Вокруг все так же бесновался и стонал Горидукх. Но теперь Шаггу не было до него никакого дела. Он прекрасно знал, что этой ночью – рано или поздно – греховные пляски и огненная вода выкачают из хархи все силы, превратив их в беспомощных детей. Ведун при этом не испытывал злорадства.

Ибо, во имя духов предков, он не хотел такого исхода истории.

– Дария, поди на дальнюю террасу. – Король остановился напротив качелей, мерно скользящих туда-сюда под водной аркой, создаваемой двумя комнатными фонтанами.
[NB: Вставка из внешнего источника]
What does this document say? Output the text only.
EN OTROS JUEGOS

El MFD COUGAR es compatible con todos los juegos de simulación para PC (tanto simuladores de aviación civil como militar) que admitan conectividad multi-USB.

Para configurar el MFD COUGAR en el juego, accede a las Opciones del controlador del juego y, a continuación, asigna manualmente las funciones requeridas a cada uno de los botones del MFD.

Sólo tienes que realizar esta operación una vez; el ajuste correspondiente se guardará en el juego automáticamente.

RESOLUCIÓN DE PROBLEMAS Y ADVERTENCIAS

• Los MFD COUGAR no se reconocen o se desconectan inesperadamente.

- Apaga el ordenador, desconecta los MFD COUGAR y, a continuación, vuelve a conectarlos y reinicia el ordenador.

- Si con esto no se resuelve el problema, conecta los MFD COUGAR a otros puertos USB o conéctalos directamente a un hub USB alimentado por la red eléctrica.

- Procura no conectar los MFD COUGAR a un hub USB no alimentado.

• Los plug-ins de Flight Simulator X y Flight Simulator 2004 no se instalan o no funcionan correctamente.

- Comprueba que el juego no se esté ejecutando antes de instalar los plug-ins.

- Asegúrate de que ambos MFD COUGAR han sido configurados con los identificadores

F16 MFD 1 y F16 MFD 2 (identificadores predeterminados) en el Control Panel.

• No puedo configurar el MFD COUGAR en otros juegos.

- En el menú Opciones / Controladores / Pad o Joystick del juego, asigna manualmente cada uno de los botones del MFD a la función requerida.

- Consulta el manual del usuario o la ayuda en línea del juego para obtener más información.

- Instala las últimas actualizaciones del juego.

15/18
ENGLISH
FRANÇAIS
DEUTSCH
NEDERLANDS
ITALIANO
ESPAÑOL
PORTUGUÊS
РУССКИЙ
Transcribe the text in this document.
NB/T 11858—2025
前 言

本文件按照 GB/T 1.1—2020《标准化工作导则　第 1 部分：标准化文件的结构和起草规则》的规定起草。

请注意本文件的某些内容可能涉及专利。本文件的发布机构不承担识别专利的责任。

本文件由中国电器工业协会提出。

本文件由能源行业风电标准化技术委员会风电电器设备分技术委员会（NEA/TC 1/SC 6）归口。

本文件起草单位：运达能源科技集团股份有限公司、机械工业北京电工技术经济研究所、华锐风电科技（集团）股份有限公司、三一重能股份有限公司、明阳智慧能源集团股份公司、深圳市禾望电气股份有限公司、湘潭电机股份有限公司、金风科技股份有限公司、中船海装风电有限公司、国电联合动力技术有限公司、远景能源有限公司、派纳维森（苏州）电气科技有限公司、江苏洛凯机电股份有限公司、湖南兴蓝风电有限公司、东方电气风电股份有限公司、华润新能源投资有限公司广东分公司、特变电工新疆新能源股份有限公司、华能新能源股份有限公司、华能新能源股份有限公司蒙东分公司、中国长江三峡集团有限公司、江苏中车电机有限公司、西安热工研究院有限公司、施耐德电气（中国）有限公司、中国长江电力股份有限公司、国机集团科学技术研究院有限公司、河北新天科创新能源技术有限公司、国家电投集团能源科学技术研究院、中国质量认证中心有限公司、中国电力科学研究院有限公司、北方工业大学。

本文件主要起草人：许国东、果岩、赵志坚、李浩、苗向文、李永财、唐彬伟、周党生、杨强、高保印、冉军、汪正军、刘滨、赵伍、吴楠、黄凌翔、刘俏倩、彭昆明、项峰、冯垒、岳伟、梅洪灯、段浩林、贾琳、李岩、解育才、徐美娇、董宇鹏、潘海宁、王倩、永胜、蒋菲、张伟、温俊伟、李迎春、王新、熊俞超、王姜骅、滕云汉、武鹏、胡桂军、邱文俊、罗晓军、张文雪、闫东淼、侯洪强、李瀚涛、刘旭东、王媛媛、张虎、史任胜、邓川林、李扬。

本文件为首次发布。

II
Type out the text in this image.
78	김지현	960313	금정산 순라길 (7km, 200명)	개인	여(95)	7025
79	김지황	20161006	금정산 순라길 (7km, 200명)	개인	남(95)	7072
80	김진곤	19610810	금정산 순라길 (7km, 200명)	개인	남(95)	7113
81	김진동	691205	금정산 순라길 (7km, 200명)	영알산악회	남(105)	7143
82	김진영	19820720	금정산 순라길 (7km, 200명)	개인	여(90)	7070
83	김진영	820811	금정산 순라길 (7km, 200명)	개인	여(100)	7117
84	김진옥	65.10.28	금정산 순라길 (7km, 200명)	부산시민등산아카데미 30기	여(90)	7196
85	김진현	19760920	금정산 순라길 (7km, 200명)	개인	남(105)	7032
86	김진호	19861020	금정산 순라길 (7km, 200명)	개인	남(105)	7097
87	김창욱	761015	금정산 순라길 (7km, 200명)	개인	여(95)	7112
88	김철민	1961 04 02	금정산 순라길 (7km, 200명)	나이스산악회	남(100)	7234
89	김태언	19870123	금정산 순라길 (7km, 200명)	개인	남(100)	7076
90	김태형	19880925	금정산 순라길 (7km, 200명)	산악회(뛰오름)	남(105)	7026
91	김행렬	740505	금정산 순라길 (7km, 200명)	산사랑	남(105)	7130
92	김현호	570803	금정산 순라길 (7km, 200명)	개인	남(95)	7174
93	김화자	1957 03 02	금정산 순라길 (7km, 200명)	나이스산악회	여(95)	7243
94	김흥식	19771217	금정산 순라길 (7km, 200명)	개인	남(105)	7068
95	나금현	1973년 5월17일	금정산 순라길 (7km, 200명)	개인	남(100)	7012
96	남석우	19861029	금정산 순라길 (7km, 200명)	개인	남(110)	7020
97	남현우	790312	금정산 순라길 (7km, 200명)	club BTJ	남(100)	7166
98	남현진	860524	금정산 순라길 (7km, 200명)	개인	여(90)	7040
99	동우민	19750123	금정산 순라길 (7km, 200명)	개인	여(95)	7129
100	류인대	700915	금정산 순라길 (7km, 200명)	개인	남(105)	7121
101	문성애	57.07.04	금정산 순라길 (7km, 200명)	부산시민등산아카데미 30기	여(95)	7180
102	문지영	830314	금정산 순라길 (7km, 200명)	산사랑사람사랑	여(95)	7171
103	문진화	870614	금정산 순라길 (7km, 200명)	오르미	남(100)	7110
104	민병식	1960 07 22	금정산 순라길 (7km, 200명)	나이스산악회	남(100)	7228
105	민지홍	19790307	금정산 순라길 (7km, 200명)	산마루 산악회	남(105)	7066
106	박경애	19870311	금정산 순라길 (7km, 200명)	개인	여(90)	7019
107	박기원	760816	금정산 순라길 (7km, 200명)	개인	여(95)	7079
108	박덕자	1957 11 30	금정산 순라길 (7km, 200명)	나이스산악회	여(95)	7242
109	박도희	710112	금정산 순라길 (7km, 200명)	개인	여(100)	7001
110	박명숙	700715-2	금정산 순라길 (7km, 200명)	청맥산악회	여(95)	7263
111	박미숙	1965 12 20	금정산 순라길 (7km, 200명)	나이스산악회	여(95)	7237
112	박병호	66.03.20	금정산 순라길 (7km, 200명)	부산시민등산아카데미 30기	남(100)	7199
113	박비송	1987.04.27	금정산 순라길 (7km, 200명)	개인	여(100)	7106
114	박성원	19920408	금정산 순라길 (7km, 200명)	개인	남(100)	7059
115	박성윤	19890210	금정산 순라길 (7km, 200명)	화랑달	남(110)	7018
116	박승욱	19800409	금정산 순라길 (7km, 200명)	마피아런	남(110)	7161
Вода высокой дугой переливалась из одной чаши в другую, ни единой каплей не задевая мягкого дивана, покачивающегося на цепях вычурной ковки. – Хочу побеседовать с сыном.

Бадирт, восседающий в неестественной позе на посеребренном рундуке под сенью раскидистой искусственной вишни с ягодами-рубинами, и здесь не преминул оспорить родительское требование:

– Пускай остается. Я к ней привык, – пояснил он в ответ на вскинутую бровь отца. – К тому же мне, если хотите знать, все равно.

Кафф открыл было рот, чтобы высказать отпрыску свое недовольство, но на полпути передумал и махнул рукой.

– Ладно. – И примирительно попросил: – Принеси нам сюда еще сорху и кумквата в меду. В конце концов, сегодня такой праздник! Подойди ко мне, Бадирт, – поманил он сына к себе на качели. – Плеснуть тебе в честь Горидукха настойки на яшмовой коре? Мне – обязательно, – прокричал он Дарии вглубь террасы.

Принц поправил богато расшитый хитон, постоянно сползающий с худого плеча и, теребя его полы, послушно пересек опочивальню. Пара-другая фонтанных капель оросили его зачесанные назад волосы, прибив их к затылку. По темени будто бы провели подтаявшей льдинкой. Ощутив это, Бадирт вздрогнул. Несколько мгновений спустя – и от прикосновения отцовской руки к плечу. Напряженный, как натянутая струна, принц воспринимал действительность излишне остро. Все ощущения проходили через его тело искаженными химерами, выпрыгнувшими с обратной стороны кривого зеркала.

Он обменялся коротким, почти незаметным взглядом с Дарией. Та уже возвращалась с террасы, раздобыв то, о чем просил ее Кафф. По комнате вновь разлился терпкий аромат сорха.

«Толченые кардамоновые семена, – просвистело в голове принца. – Они везде на Горидукх: в еде, напитках…»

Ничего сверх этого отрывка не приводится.